NL Quick Hits: With San Francisco now emerging as a legitimate Wild Card threat in the National League, the Giants have reportedly scrapped their plans to trade Madison Bumgarner. With Bumgarner likely off the table, Noah Syndergaard, Marcus Stroman and Matthew Boyd figure to be the most coveted arms available at next week’s trade deadline. … Speaking of Syndergaard, ESPN’s Buster Olney reported Thursday that the Mets are “fully intent” on trading their star right-hander. Marc Carig of The Athletic adds that New York is seeking at least a Top 30 prospect and “a couple of other solid pieces” in return for Thor, who logged seven innings of four-run ball Wednesday in what may have been his final start as a Met. … Edwin Diaz bowed out of Thursday’s game after being struck by a Manny Machado line drive, though luckily X-rays on his injured foot came back negative. The Mets closer is day-to-day. … Max Scherzer was back at it Thursday against the Rockies, taking a no-decision in his return from the injured list.

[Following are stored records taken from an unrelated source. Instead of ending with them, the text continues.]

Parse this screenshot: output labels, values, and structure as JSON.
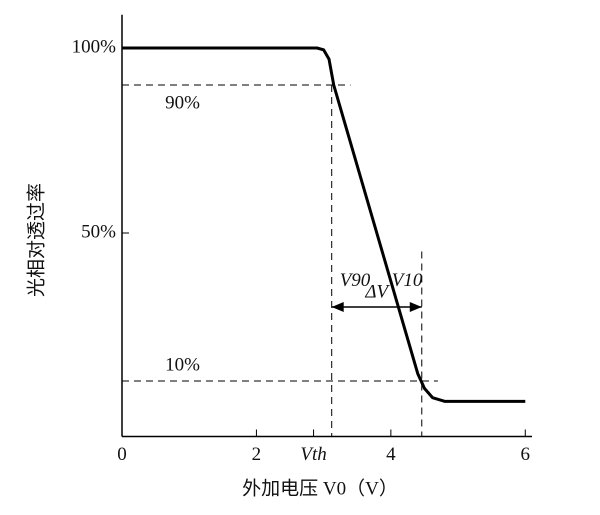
{
  "chart_data": {
    "type": "line",
    "x": [
      0,
      2.9,
      3.0,
      3.08,
      3.15,
      4.4,
      4.5,
      4.62,
      4.8,
      6.0
    ],
    "values": [
      100,
      100,
      99.5,
      97,
      90,
      12,
      8,
      5.5,
      4.5,
      4.5
    ],
    "color": "#000",
    "xlabel": "外加电压 V0（V）",
    "ylabel": "光相对透过率",
    "xlim": [
      0,
      6.1
    ],
    "ylim": [
      -5,
      109
    ],
    "xticks": [
      0,
      2,
      {
        "value": 2.85,
        "label": "Vth"
      },
      4,
      6
    ],
    "yticks": [
      {
        "value": 100,
        "label": "100%"
      },
      {
        "value": 50,
        "label": "50%"
      }
    ],
    "hlines": [
      {
        "y": 90,
        "x_end": 3.4,
        "label": "90%"
      },
      {
        "y": 10,
        "x_end": 4.7,
        "label": "10%"
      }
    ],
    "vlines": [
      {
        "x": 3.12,
        "y_top": 90,
        "label": "V90"
      },
      {
        "x": 4.46,
        "y_top": 45,
        "label": "V10"
      }
    ],
    "arrow": {
      "from": 3.12,
      "to": 4.46,
      "y": 30,
      "label": "ΔV"
    }
  }
}
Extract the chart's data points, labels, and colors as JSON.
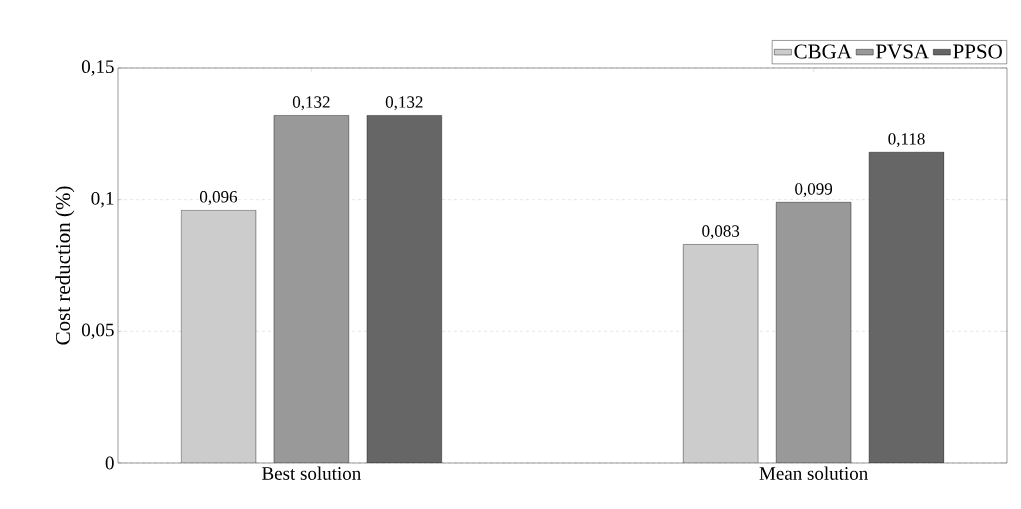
{
  "chart_data": {
    "type": "bar",
    "ylabel": "Cost reduction (%)",
    "categories": [
      "Best solution",
      "Mean solution"
    ],
    "series": [
      {
        "name": "CBGA",
        "color": "#cccccc",
        "values": [
          0.096,
          0.083
        ],
        "value_labels": [
          "0,096",
          "0,083"
        ]
      },
      {
        "name": "PVSA",
        "color": "#999999",
        "values": [
          0.132,
          0.099
        ],
        "value_labels": [
          "0,132",
          "0,099"
        ]
      },
      {
        "name": "PPSO",
        "color": "#666666",
        "values": [
          0.132,
          0.118
        ],
        "value_labels": [
          "0,132",
          "0,118"
        ]
      }
    ],
    "ylim": [
      0,
      0.15
    ],
    "yticks": [
      {
        "value": 0,
        "label": "0"
      },
      {
        "value": 0.05,
        "label": "0,05"
      },
      {
        "value": 0.1,
        "label": "0,1"
      },
      {
        "value": 0.15,
        "label": "0,15"
      }
    ],
    "grid": "y",
    "line_style": "dashed",
    "legend": "top right"
  }
}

A strained back cost the three-time Cy Young winner about three weeks of action. … The Dodgers are making a change behind the plate. Austin Barnes was demoted to Triple-A Oklahoma City on Thursday while Will Smith (No. 98 in MLB.com’s prospect rankings) is expected to join the Dodgers ahead of their series opener Friday against the Nationals. Smith should serve as L.A.’s primary catcher with veteran Russell Martin filling in the gaps. … Travis Shaw is headed back to the big leagues after a month-long stay in the minors. Shaw, who lost his starting job at second base to rookie phenom Keston Hiura, hit .286 with nine homers and 22 RBI over a 28-game span with Triple-A San Antonio. … After a two-year hiatus from the big leagues, Yasmany Tomas is finally ready to rejoin the Diamondbacks. He’ll be on hand for Friday night’s game in Miami. The 28-year-old has been a standout in Triple-A, hitting a robust .305 with 29 homers and 80 RBI over 390 at-bats for Reno this season.